Богомольцы съезжались заранее и неделю ждали открытия, — и дачные постройки и старая гостиница гудели людьми.

Деревенские ночевали в лесу, под открытым небом.

Сперва говорили, что приедет сам царь, но в последнюю неделю стало известно — не царь, а князь, иноки приуныли, но про неизвестного князя молчали.

Съехались иерархи.

Николка метался по монастырю, забегал к Поликарпу узнать — что, как, когда; кого куда посылать…

Гостиник Мисаил с коридорным замаялись, стали пускать в номера сколько войдет, — по таксе.

— Батюшка, я с больным, — не под открытым же небом нам оставаться.

— Ищите сами, может кто в номер пустит к себе.

На кухне дымило рыбой, чадили непрерывные самовары, наливавшиеся из огромного чана, и поминутно звонил коридорный звонок.

Хлопали квасные бутылки и звенели карманы у послушников от денег, за все брали сейчас же, чтоб в сутолоке потом не забыть.

Шныряли воры и сыщики.

— Батюшки, обокрали!.. К преподобному шла, берегла…

— Смотрела бы! А то уши развесила, — тут всякий народ толкается.

— Да как же, все грех-то тому!..

— Деньги всякого в грех вводят — тут не зевай!

Еще до открытия мощей торговали иконками, ложками, монастырскими видами; городской народ покупал открытки, — монастырская новинка, — вид озера: мельница, монах с удочкой на плотине; на озере старый пень и на пне слева — чудо господне — и около пня лодка и монах с удочкой, пустынька старца и опять монах, лесной колодец и общий вид пустыни — и всюду монахи.

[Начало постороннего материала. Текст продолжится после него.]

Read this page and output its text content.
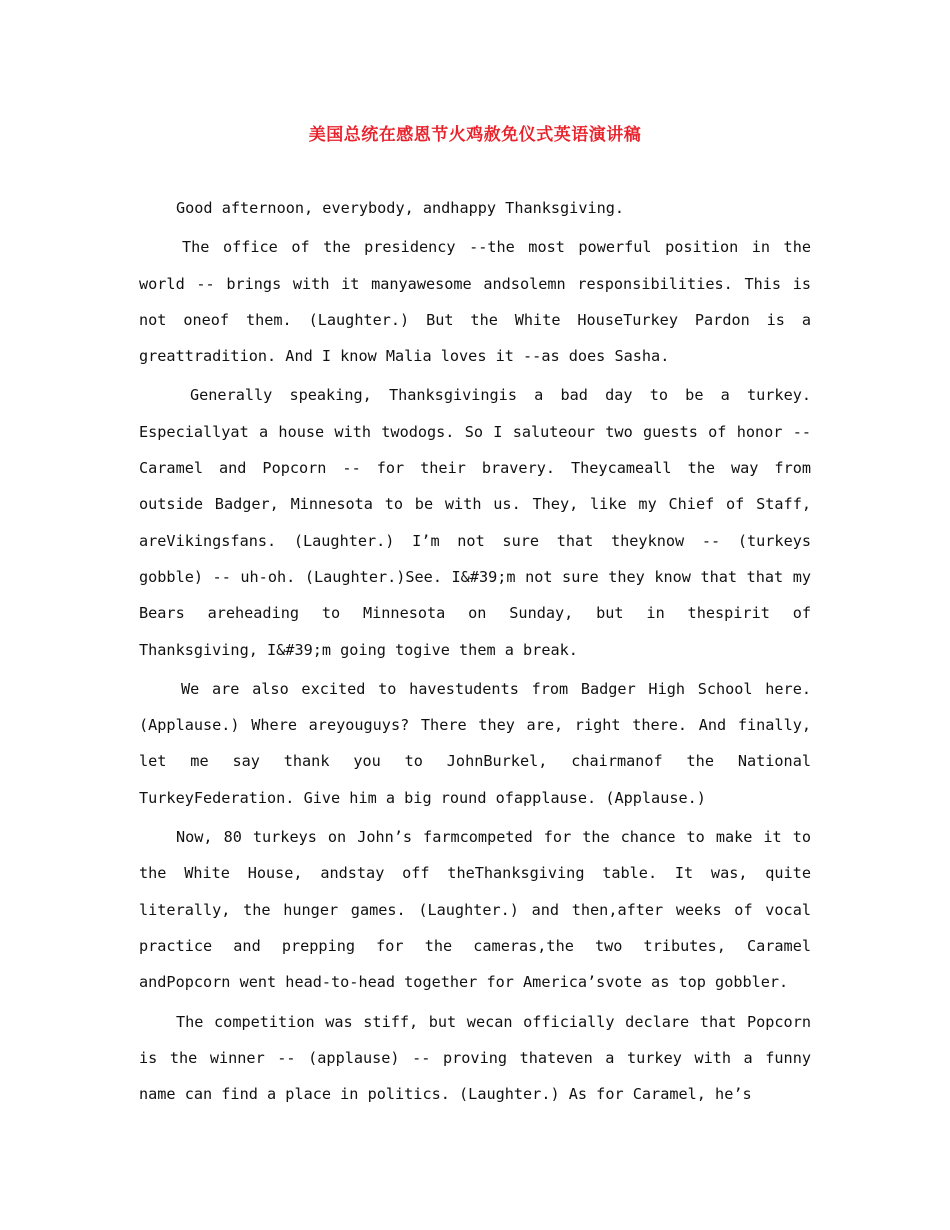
美国总统在感恩节火鸡赦免仪式英语演讲稿

Good afternoon, everybody, andhappy Thanksgiving.

The office of the presidency --the most powerful position in the world -- brings with it manyawesome andsolemn responsibilities. This is not oneof them. (Laughter.) But the White HouseTurkey Pardon is a greattradition. And I know Malia loves it --as does Sasha.

Generally speaking, Thanksgivingis a bad day to be a turkey. Especiallyat a house with twodogs. So I saluteour two guests of honor -- Caramel and Popcorn -- for their bravery. Theycameall the way from outside Badger, Minnesota to be with us. They, like my Chief of Staff, areVikingsfans. (Laughter.) I’m not sure that theyknow -- (turkeys gobble) -- uh-oh. (Laughter.)See. I&#39;m not sure they know that that my Bears areheading to Minnesota on Sunday, but in thespirit of Thanksgiving, I&#39;m going togive them a break.

We are also excited to havestudents from Badger High School here. (Applause.) Where areyouguys? There they are, right there. And finally, let me say thank you to JohnBurkel, chairmanof the National TurkeyFederation. Give him a big round ofapplause. (Applause.)

Now, 80 turkeys on John’s farmcompeted for the chance to make it to the White House, andstay off theThanksgiving table. It was, quite literally, the hunger games. (Laughter.) and then,after weeks of vocal practice and prepping for the cameras,the two tributes, Caramel andPopcorn went head-to-head together for America’svote as top gobbler.

The competition was stiff, but wecan officially declare that Popcorn is the winner -- (applause) -- proving thateven a turkey with a funny name can find a place in politics. (Laughter.) As for Caramel, he’s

Звенела медь, серебро, холщовые мешки с доходом относили Аккиндину в старый собор и в боковой комнате два послушника с почерневшими от серебра и меди руками на широком столе откладывали кучками пятачки, гривенники, пятиалтынные, двугривенные и укладывали в бумагу, подписывая — пять рублей, десять. Таскали в лабаз тюки с товарами.

У просфорни стояла очередь — широким ножом кроил послушник, просфоры выдавал Епафрас, — запасались заранее.

— Сколько тебе?

— Куму, свекору, тетке, отцу с матерью… Пять штук, батюшка!

— Каких тебе?

— Больших, батюшка, — с преподобным старцем.

— Плати двугривенный.

Баба развязывала где-то на груди потайной узелок, доставала деньги, отсчитывала и подавала мелочь.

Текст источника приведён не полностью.